2009 SENIOR FOOTBALL CHAMPIONSHIP:IT'S STILL early days but the football championship hasn't exactly got off to a reassuring start - at least from a disciplinary point of view.
Sunday's opening two games in Ulster and Leinster suggest a worrying reversal from the positive trends that developed when the experimental yellow-card rules were in force during the National Leagues, particularly in terms of the number of fouls committed.
The Fermanagh-Down game in Brewster Park produced 58 fouls (33 for Fermanagh, and 25 Down), and also three yellow cards and one red card. In Parnell Park, the Louth-Carlow game produced 54 fouls (23 for Louth, and 31 for Carlow), with five yellow cards and also one red card brandished.
This is significantly higher than the average of 30 to 40 fouls per game seen during the league under the experimental yellow-card rules - and the championship hasn't even heated up yet. Just as worryingly, both games were fairly riddled with sloppy, clumsy and sometimes cynical tackling - which can't be entirely blamed on the poor underfoot conditions.
During the league, the average number of yellow cards produced was just over two per game. The only notable fluctuations were on the weekend of matches on February 15th, where the average was 3.1 per game, and on the weekend of March 29th, the average was 1.25 per game.
The GAA's director of games, Pat Daly, who was part of the committee that drew up the experimental yellow-card rules, was monitoring match statistics throughout the league, and says the foul count on Sunday shows a definite rise on what was the seen under the experimental rules.
"If you take the Fermanagh-Down game, with 58 fouls than that's definitely a high free count, by any standards," says Daly, "In the league, under the experimental rules, we would have been running at between 30 and 40 fouls.

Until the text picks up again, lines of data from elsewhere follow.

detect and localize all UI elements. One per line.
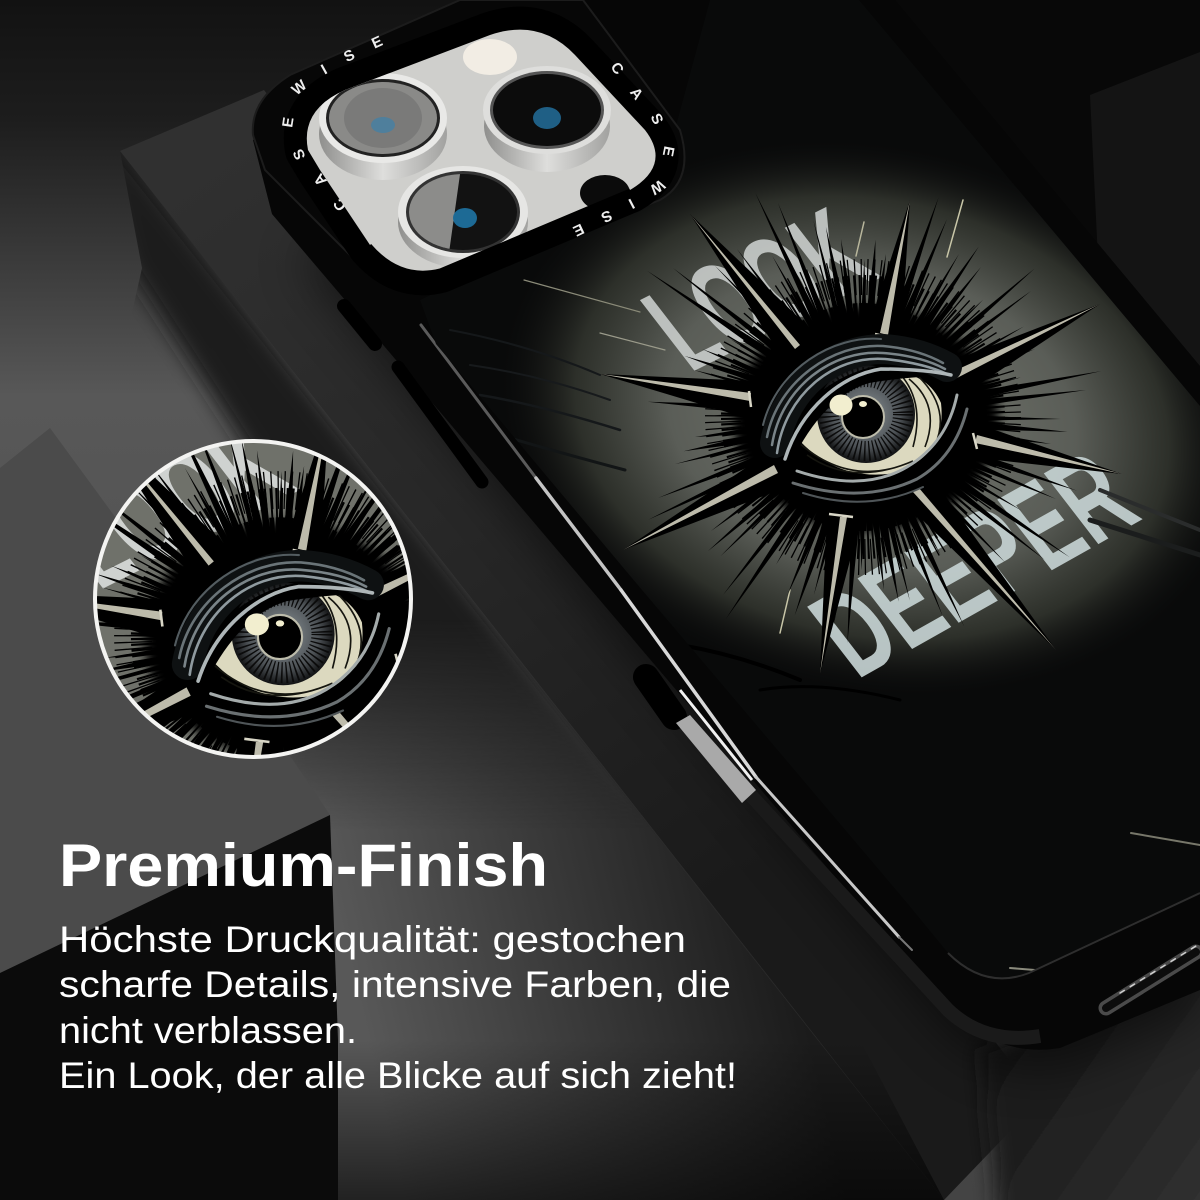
side buttons: volume groove <box>398 367 482 482</box>
power button <box>646 677 756 803</box>
camera island ring lettering right: CASEWISE <box>572 63 675 237</box>
medallion LOOK lettering: LOOK <box>23 392 319 614</box>
medallion base <box>90 436 416 762</box>
camera island lettered ring <box>307 30 656 272</box>
artwork eye burst <box>600 170 1122 674</box>
artwork base <box>434 340 448 359</box>
detail medallion <box>93 439 413 759</box>
heading: Premium-Finish <box>59 832 548 899</box>
medallion eye <box>97 443 409 755</box>
lens three <box>398 166 528 268</box>
background: lit block face <box>289 663 881 1200</box>
printed artwork <box>434 156 1200 971</box>
medallion border <box>95 441 411 757</box>
background: lower block top <box>0 428 330 973</box>
flash <box>463 39 517 75</box>
medallion artwork <box>97 443 409 755</box>
case silver rim highlight <box>421 325 912 950</box>
phone case body <box>253 0 1200 1050</box>
window ring overlap <box>370 190 630 272</box>
background: top right dark area <box>640 0 1200 520</box>
window plate <box>306 30 656 271</box>
body text: scharfe Details, intensive Farben, die <box>59 964 731 1005</box>
camera island outer <box>253 0 684 292</box>
charging port <box>1106 946 1196 1008</box>
lens two <box>483 66 611 172</box>
microphone hole <box>580 175 630 206</box>
background: large block dark side <box>122 162 905 1150</box>
background: large block top face <box>120 90 1040 1200</box>
screen edge line <box>948 893 1200 978</box>
background: lower block dark front <box>0 815 338 1200</box>
artwork glow <box>532 164 1200 672</box>
body text: Ein Look, der alle Blicke auf sich zieht! <box>59 1055 737 1096</box>
camera window <box>306 30 656 271</box>
body text: Höchste Druckqualität: gestochen <box>59 919 686 960</box>
background: bottom right floor <box>980 950 1200 1200</box>
artwork LOOK lettering: LOOK <box>618 183 900 395</box>
artwork feather streaks <box>450 200 1200 972</box>
phone case shadow <box>300 200 1200 1068</box>
body text <box>59 919 737 1096</box>
background: bottom fade <box>338 1040 944 1200</box>
lens one <box>319 73 447 180</box>
body text: nicht verblassen. <box>59 1010 357 1051</box>
side button: action <box>344 306 375 344</box>
phone side glossy band <box>700 740 1040 1038</box>
camera island ring lettering left: CASEWISE <box>282 36 383 210</box>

Even less in some games, and maybe some more in others. But the average would have been around 30 to 35.
"I know conditions were bad, and worse in Parnell Park. But at the same time the playing conditions during the National League were often bad as well. I remember the Donegal-Dublin game was played in a gale and monsoon, and they were still able to play a decent brand of football."
Such a scenario hasn't been without warning. In one of his last acts as GAA president, Nickey Brennan declared that "a decision to reject these proposals won't be good for the association" and "I think that will be proven during the summer if they are rejected at Congress" - which of course they were, albeit by a narrow margin.
Brennan's replacement, Christy Cooney, promptly announced the proposed yellow-card rules would certainly be revisited in time. Daly clearly believes that can't be soon enough.
"Nothing has happened so far, but it will be taken up again," he says. "The games are always being reviewed, and we're conscious as well that next year is a playing rules change year. And it's not as if we're coming from a standing start. A fair bit of the preparatory work has been done, and we won't have to develop a whole awareness about the thing again. People should be much more tuned in to what's being done, and why it's being done.
"Particularly if we do get some continued regression, if the fouling rate continues to go up, and the negative, cynical stuff creeps back into the game. Body-colliding had effectively disappeared from the game, but was back again on Sunday. So we'll systematically go through the games, edit out material, and try to identify trends. If you're making a case for change it has to be evidence based, with video, and facts."
Conditions in Parnell Park certainly weren't conducive to quality football, but that didn't excuse two of Carlow's yellow cards late in game, both for remonstrating with match referee Pádraig Sinnott. For Derek Hayden, it was his second yellow card and resulted in his sending off.
Under the experimental yellow-card rules, such remonstration was an automatic yellow card, which Daly says helped clear up some of the confusion surrounding such offences.
"The experimental disciplinary rules were about classifying foul play. Abusing a referee is a sending off offence. But you seldom enough see that happening, even though there is a lot of it going on.
"But if the referee was sending the player off, and he was substituted, he'd be more likely to take that option. Equally, the player is less likely to engage in that kind of behaviour, because he'll know the referee has the option here, and won't hesitate in taking that option.
"It's a case of getting the balance right between deterrents and actually sending the player off. But ultimately it's about players being responsible for their own behaviour, and the only way you'll get them to do that is by putting effective deterrents in place. There's no point in saying abusing a referee is a red card offence, because referees largely don't give red cards for abuse."
At the end of the experimental rules, the GAA concluded they had produced the following: 1, More playing time; 2, More scores from play; 3, Less frees; 4, Less scores from frees; 5, Higher overall scoring rate in football; 6, More consistent application of the playing rules (referee assessments have also been factored in here); 7, Less foul play.
Sunday's opening games suggests a reversal on all counts.